Plaga oszustw na „zdalny pulpit”. Nabierają się nawet młodzi

telefon 1

(Radio 5, zdj. ilustracyjne)

Suwałki

To już prawdziwa plaga – niemal co kilka dni suwalska policja otrzymuje zgłoszenia od osób, które zostały oszukane. Wczoraj (15.12) do miejscowej komendy zgłosiło się dwóch mężczyzn, którzy padli ofiarą metody na „zdalny pulpit”. Łącznie stracili 84 tysiące.

Jak ustalili mundurowi, w pierwszym przypadku, 20-latek odebrał telefon od rzekomego automatu bankowego i usłyszał zapytanie, czy potwierdza przelew. Mężczyzna nie potwierdził przelewu, ponieważ go nie dokonywał. Po niespełna 30 minutach odebrał kolejny telefon. O szczegółach mówi Eliza Sawko, oficer prasowy Komendy Miejskiej Policji w Suwałkach.

Drugim oszukanym został 29-latek, do którego zadzwonił mężczyzna zachęcający do inwestowania na giełdzie. Także w tym przypadku „niezbędnym” było zainstalowanie wskazanej przez fałszywego konsultanta aplikacji do zdalnej obsługi urządzenia.

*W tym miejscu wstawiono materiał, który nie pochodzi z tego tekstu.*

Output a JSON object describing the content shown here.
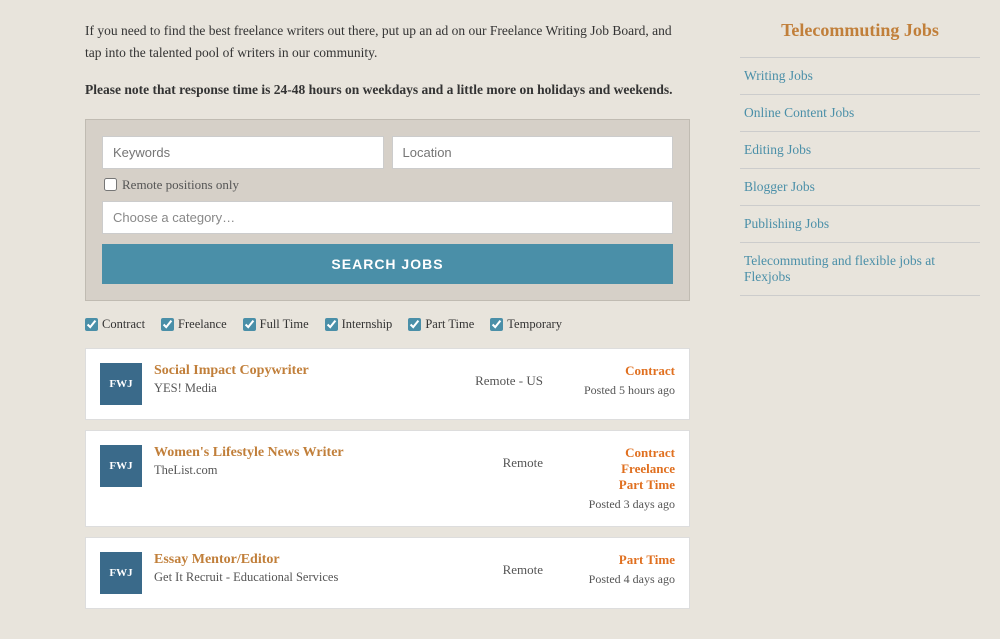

Miała rzekomo służyć do pokazania strategii i sposobów inwestowania na giełdzie.

Suwalscy policjanci apelują, aby kierować się rozsądkiem przy dokonywaniu wszelkich transakcji finansowych. Przypominają też, że pracownicy banku nigdy telefonicznie nie proszą o podanie danych do logowania.